But what did happen was that on the following afternoon, timing themselves so that they would arrive in camp late at night, David and Hank drove away with the man from Wallula and Mrs. Mills knew that on the next day Goliath was to make the same journey with the partners’ mules and buckboard. Also that if she feared to be left alone she could accompany him and visit the camp for which she had no very pleasant recollections.
The “Real-Estate-and-Specialty-in-Mining-Properties” office of Thomas Shaughnessy stood at almost the end of the business portion of the main street, modestly, inconspicuously, as befitted a place of such importance that sooner or later all must visit it. It was later—much later—at nearly three o’clock in the morning when David visited it, while Hank kept a watchful eye up Main Street for the solitary night watchman who seldom strolled that far because frequent visits were not necessary, and—Wallula paid his wages because Shaughnessy had so dictated. David, being a very amateur burglar, had a bunch of door keys big enough to open the doors of a city, all of which he had purchased at the county seat. Patiently he tried about twenty keys before he found one that opened the rear door of Shaughnessy’s office after which, carefully using an electric torch, he pulled down the shades over the front window and with an air of relief went into Shaughnessy’s rear office and made straight for the letter files.
He paid not the slightest attention to the small safe in the corner, but did pay much to the letter files. For a time he began to fear that what he sought could not be found and then, with a chuckle of satisfaction, came to a compartment, made the correspondence therein into a roll, and pocketed it before returning the letter file to the exact position in which he had originally found it. Cautiously he put the shades up again, cautiously passed out of the rear door and with the same caution locked it. Five minutes later he and Hank were slipping through the back streets to the cabin of a friend which had been put at their disposal during its owner’s absence, and there, safe, secure, unalarmed, they gloated over their theft.
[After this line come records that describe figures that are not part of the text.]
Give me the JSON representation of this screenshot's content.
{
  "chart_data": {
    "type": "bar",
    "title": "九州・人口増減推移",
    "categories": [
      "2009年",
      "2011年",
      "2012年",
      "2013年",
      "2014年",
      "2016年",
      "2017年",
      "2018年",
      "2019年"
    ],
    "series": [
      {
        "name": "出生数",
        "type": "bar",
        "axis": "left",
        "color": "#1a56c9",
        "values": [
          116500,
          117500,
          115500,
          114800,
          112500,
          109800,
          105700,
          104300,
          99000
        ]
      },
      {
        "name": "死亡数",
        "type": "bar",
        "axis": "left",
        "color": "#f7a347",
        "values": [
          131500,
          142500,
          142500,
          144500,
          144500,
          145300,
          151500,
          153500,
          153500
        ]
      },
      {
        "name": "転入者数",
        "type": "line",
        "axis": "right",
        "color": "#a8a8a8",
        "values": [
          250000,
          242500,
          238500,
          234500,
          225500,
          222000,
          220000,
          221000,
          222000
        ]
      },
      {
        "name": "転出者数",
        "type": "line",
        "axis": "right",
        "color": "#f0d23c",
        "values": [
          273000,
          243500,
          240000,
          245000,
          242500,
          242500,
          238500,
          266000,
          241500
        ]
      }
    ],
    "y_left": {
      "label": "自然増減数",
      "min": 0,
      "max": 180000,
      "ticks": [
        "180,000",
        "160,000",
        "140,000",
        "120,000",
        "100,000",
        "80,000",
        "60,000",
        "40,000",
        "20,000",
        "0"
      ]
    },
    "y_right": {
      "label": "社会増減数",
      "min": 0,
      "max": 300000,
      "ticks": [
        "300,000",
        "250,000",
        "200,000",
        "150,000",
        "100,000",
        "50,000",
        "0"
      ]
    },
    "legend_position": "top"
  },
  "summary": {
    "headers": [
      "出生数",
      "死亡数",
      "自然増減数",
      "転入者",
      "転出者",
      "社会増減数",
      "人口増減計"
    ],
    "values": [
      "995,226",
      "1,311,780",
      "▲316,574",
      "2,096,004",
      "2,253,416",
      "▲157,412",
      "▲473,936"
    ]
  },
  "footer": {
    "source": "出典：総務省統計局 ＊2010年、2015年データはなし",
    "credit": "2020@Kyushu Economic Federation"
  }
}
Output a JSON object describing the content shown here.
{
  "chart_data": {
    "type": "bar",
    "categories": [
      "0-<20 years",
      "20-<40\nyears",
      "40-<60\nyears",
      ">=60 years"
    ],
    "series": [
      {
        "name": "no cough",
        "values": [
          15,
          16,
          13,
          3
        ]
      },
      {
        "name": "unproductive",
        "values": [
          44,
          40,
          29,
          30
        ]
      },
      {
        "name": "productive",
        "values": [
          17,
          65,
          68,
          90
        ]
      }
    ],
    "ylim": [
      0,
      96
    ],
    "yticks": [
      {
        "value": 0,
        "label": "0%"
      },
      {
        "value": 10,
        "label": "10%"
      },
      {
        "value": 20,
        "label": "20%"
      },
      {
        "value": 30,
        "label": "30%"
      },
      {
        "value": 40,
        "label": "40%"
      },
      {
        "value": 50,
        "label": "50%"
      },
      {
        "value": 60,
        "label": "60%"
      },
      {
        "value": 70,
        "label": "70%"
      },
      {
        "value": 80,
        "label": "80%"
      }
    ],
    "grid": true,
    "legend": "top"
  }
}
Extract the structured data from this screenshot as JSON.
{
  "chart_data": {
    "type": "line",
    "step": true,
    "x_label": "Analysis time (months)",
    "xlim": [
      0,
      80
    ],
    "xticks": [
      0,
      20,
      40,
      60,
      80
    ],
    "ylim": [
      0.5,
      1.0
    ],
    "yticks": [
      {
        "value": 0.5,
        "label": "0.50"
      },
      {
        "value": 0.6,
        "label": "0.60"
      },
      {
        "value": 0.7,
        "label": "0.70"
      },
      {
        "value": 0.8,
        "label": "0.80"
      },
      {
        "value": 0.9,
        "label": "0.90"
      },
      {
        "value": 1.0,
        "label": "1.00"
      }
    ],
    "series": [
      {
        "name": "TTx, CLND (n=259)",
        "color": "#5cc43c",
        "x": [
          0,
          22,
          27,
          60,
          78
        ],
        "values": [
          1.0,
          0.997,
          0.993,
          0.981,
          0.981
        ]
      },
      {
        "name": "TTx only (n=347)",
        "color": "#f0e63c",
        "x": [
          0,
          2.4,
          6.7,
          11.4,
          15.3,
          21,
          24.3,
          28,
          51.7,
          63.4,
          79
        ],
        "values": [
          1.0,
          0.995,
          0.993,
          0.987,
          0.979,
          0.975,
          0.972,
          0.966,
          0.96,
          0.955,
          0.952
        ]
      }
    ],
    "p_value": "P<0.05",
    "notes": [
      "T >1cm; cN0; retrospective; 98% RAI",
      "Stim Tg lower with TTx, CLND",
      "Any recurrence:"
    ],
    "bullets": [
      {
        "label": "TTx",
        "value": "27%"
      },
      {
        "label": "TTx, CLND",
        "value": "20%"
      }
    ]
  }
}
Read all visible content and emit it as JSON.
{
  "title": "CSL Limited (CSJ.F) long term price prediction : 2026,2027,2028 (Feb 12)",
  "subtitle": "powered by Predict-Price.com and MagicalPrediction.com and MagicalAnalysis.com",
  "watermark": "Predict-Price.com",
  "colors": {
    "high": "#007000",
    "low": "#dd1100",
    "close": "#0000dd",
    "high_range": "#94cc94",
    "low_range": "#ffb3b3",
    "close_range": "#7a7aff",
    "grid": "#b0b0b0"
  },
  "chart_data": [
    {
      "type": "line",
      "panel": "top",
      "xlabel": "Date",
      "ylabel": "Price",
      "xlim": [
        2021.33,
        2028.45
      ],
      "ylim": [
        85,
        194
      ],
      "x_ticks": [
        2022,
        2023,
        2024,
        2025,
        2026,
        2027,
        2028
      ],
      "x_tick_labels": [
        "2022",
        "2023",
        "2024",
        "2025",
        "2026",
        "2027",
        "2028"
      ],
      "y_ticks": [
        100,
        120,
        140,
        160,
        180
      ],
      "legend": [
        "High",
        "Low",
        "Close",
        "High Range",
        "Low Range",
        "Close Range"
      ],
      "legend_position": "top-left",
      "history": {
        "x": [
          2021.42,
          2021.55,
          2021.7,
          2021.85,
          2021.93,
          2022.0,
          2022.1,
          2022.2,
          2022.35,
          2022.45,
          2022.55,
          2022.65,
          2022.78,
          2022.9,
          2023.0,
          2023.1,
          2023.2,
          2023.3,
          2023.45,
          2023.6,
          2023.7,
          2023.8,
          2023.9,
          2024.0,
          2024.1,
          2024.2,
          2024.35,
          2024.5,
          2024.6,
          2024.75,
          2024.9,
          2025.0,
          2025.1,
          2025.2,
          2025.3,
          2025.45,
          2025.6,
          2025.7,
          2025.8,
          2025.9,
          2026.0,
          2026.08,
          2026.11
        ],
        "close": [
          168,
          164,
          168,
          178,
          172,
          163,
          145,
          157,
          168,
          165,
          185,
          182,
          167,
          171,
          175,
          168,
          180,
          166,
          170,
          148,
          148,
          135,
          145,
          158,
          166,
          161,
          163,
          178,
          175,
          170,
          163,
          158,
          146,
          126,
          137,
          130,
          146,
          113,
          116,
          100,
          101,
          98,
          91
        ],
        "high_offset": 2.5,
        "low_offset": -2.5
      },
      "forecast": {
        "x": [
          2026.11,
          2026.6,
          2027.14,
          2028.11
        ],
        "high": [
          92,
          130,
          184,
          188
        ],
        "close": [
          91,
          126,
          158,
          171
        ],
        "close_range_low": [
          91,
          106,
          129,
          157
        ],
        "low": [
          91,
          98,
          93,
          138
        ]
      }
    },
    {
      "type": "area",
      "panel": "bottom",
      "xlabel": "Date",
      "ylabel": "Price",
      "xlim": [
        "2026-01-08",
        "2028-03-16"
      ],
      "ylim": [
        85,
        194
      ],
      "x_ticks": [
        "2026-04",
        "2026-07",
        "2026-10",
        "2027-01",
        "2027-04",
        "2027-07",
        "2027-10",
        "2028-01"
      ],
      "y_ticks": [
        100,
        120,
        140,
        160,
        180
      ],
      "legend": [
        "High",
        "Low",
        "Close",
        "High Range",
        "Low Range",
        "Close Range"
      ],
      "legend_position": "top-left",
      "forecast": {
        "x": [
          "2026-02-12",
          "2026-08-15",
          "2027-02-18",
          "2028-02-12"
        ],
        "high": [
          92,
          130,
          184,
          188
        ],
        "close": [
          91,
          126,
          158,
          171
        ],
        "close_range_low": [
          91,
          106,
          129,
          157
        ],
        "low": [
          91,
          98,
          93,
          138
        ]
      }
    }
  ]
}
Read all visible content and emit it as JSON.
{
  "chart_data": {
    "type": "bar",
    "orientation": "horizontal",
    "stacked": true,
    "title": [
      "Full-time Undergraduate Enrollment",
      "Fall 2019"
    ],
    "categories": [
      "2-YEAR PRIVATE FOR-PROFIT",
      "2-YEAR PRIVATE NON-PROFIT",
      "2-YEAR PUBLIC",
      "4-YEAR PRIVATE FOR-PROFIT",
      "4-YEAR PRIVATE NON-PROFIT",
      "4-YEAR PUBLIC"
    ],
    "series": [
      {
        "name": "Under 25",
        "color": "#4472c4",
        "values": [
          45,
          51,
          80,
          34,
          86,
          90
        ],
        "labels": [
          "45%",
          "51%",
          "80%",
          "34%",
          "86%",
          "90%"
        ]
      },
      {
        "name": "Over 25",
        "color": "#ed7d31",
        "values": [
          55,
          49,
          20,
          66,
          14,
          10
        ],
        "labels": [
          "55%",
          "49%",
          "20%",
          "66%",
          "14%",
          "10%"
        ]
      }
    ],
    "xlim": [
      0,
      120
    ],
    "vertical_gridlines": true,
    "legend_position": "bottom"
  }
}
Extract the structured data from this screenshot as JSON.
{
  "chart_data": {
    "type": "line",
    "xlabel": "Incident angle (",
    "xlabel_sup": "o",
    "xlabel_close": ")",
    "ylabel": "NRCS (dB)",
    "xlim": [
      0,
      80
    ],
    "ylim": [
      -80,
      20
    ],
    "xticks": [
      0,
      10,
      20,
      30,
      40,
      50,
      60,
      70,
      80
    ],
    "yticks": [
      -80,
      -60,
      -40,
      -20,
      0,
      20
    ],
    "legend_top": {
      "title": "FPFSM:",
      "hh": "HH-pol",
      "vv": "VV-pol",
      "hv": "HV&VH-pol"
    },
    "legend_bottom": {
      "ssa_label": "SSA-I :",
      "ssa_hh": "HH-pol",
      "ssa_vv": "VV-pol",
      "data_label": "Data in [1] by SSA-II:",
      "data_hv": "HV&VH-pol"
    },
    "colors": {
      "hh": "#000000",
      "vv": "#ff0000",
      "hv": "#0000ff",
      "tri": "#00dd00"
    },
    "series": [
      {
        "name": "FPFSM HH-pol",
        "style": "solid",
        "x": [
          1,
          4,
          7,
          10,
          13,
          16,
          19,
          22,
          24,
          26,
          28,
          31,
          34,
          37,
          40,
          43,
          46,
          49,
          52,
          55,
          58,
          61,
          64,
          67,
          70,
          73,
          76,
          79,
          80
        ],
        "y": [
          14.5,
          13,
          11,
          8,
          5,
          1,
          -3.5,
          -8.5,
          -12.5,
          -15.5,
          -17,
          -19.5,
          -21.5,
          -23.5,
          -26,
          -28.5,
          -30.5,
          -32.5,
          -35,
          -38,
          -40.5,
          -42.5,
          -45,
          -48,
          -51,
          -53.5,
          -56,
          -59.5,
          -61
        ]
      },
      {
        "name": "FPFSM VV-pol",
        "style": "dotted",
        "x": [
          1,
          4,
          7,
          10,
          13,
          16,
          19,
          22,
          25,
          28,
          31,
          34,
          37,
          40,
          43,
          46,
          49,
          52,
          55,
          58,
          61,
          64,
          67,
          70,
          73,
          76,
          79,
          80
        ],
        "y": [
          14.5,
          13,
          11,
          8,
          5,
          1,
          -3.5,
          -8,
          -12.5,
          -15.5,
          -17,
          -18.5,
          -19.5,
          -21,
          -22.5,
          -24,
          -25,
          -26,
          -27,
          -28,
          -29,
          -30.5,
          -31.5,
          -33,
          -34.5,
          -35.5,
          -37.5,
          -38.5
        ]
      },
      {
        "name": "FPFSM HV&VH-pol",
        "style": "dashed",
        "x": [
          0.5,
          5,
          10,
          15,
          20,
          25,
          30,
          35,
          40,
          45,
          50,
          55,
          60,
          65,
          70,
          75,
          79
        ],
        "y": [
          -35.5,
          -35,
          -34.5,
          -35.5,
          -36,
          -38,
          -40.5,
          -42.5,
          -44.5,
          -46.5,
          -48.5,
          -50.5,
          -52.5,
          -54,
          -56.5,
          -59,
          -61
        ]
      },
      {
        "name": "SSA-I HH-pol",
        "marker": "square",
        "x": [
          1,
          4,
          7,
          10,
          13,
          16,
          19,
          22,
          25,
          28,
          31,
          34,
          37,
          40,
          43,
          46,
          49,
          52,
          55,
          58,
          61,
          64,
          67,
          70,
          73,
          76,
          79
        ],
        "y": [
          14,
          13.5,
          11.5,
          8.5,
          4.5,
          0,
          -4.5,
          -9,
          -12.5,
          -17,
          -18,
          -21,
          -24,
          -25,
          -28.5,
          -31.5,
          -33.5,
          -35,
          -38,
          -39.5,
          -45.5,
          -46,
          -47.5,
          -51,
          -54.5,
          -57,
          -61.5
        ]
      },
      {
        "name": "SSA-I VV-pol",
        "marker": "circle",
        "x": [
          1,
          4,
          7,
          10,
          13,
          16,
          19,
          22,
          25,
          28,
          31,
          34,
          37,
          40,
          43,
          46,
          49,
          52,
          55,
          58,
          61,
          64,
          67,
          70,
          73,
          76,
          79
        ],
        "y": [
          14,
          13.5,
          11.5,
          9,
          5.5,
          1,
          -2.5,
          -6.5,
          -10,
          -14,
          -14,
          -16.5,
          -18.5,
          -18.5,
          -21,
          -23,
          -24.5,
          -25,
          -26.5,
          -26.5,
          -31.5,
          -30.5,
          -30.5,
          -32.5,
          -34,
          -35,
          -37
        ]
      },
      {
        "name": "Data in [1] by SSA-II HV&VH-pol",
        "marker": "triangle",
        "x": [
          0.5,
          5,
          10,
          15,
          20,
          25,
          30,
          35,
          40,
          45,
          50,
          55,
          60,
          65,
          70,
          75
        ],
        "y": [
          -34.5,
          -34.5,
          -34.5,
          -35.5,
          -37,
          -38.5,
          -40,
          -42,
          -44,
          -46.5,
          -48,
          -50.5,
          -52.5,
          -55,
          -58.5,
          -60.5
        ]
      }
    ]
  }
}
Shaughnessy on the following day was unaware that he was under constant espionage; that the espionage became more rigid as dusk fell; that it continued while he ate his lonely meal in a restaurant and made a tour of various resorts where it was his custom to be seen for a short time; and, most of all, that there were certain individuals who were gleeful and declared that luck had played their way when he returned to his office alone at nine o’clock of the autumn evening. He was seated at his desk in his private office when the door opened almost noiselessly and he looked up to see two visitors. The first, a short, red-headed man, grinned sardonically as he said, “Hello, Tom. Glad to find you alone. Didn’t expect us, I reckon.”
“No, of course not, and don’t know that I care to see either of you, as far as that goes,” the boss growled, leaning back in his chair and wondering what misfortune was about to disclose itself. Always unexpected meetings with these two partners had been attended with misfortune. Misfortune seemed to have become a habit where they were involved.
“No use in getting nasty or fussed up about it, Tom,” the smaller man declared with the utmost amiability. “We never look you up because we like you. You know that.”
“Well, what have you come for this time?” Shaughnessy demanded after a moment’s hesitation in which he recovered himself and appeared as cool as if he had neither fears nor apprehensions.
“Why, we’ve come to help you out, just for a change,” David replied as he deliberately seated himself in a chair on the opposite side of Shaughnessy’s desk and motioned Goliath to close and guard the door. “We’ve come to sell you Number Two above discovery on Torren’s Gulch and—Shaughnessy, we’ve talked it over and we think you’re going to pay for it just”—he stopped, leaned forward and with a hard tapping finger to punctuate his sentence said—“seventy-five-hun-dred dollars!”
For an instant any connection between those figures and the amount lost in the stage robbery and so peculiarly recovered did not seem to penetrate Shaughnessy’s mind, and then, veteran gambler and expert dissembler as he was, his face turned slowly red, then white. His eyes lowered themselves under the motionless, fixed, and boring scrutiny of the steel-gray eyes that stared at him unblinkingly, menacingly, mockingly.
“What’s—what has—why seventy-five hundred dollars, and—and how do you happen to cut in on this deal anyhow? You don’t own that mine!” he exclaimed.